I can’t see why you would need to compute a triangle normal unless you’re generating mesh data. That is, you’re not loading per-generated data. After all, most transforms on mesh data can transform normals just as well as positions (though you may need to provide a special matrix for doing so). So if your mesh was built off-line, then whatever tool which produced that mesh can also produce normals for it.

So let’s assume you have some process executing during your program that is producing position data for a mesh out of whole cloth.

Well, lots of such processes can generate vertex normals along with vertex positions. Vertex normals can be generated for bicubic patches for example with some creative mathematics in the generation process. Subdivision surface and other mechanisms also tend to be able to generate normals alongside positions.

However, if your mechanism for building such positions does not allow for generating normals along with positions, then you’re going to have to compute those normals from the mesh itself. This requires iterating over the triangles around a position and taking the average of the normals for the adjacent triangles (an average weighted by the surface area of each triangle).

You can’t do that in a geometry shader, as there can be quite a few triangles adjacent to a single vertex. Indeed, it’s probably not reasonable to do it in a compute shader either. So if you used an on-GPU process to generate the positions, you’re going to have to read that back on the CPU (including topology data) to compute vertex normals.

If all you want is a per-face normal, you don’t need to compute that in the GS at all. Just compute it in the fragment shader.
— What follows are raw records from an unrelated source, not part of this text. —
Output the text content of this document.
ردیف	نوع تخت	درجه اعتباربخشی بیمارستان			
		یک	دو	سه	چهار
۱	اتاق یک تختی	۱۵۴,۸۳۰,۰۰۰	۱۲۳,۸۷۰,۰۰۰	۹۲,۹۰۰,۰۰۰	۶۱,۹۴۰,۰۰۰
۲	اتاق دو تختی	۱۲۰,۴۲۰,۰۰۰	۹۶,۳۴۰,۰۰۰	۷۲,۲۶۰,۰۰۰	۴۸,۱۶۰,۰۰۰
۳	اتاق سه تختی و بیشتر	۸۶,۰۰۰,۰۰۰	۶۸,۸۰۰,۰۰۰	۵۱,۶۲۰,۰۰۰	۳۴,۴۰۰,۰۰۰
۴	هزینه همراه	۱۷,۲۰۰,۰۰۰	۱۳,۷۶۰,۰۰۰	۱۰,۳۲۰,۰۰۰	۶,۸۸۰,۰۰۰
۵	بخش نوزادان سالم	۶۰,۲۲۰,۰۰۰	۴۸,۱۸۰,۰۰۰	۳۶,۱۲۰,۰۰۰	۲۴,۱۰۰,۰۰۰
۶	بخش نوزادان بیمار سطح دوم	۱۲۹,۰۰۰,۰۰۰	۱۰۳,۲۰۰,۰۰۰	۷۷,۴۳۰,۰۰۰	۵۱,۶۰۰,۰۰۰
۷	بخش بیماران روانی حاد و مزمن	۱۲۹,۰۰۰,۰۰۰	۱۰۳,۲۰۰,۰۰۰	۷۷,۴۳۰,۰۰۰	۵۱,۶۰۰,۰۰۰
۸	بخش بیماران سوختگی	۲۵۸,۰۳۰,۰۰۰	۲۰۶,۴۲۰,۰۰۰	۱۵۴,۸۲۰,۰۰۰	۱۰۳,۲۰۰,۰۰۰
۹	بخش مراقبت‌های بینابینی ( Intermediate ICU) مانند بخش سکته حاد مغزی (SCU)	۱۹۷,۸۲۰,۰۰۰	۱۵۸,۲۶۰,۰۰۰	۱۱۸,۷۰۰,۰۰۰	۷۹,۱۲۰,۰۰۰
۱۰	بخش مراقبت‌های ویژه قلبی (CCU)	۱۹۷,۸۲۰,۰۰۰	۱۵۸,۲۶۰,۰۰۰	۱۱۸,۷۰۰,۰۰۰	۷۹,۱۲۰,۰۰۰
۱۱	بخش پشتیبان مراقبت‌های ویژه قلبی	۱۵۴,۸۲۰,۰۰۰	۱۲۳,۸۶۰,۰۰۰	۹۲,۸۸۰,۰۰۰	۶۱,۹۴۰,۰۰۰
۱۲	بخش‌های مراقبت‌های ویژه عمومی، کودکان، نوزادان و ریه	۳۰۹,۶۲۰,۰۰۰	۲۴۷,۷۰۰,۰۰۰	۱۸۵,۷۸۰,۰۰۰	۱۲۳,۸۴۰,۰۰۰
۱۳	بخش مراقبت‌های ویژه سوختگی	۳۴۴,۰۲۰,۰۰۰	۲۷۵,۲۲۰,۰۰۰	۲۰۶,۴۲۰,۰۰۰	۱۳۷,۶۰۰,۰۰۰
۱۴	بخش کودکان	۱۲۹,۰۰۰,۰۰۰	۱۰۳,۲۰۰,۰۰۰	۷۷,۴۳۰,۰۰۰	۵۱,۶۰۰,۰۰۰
Pass the position of the vertex from the VS to the FS. Note that the space of the vertex is important; transform the position into whatever space you want to use for lighting. Then use the FS functions `dFdx`

and `dFdy`

on this position. These functions compute the rate-of-change of the position in the window-space X and Y directions. Of course, the rate-of-change is basically just a direction pointing along the window-space X and Y directions of the triangle. If you take the cross product X cross Y, and normalize the result, you get the triangle’s normal. And you’ll get the same value at every point on the triangle, since the rate-of-change of a value being linearly interpolated is fixed.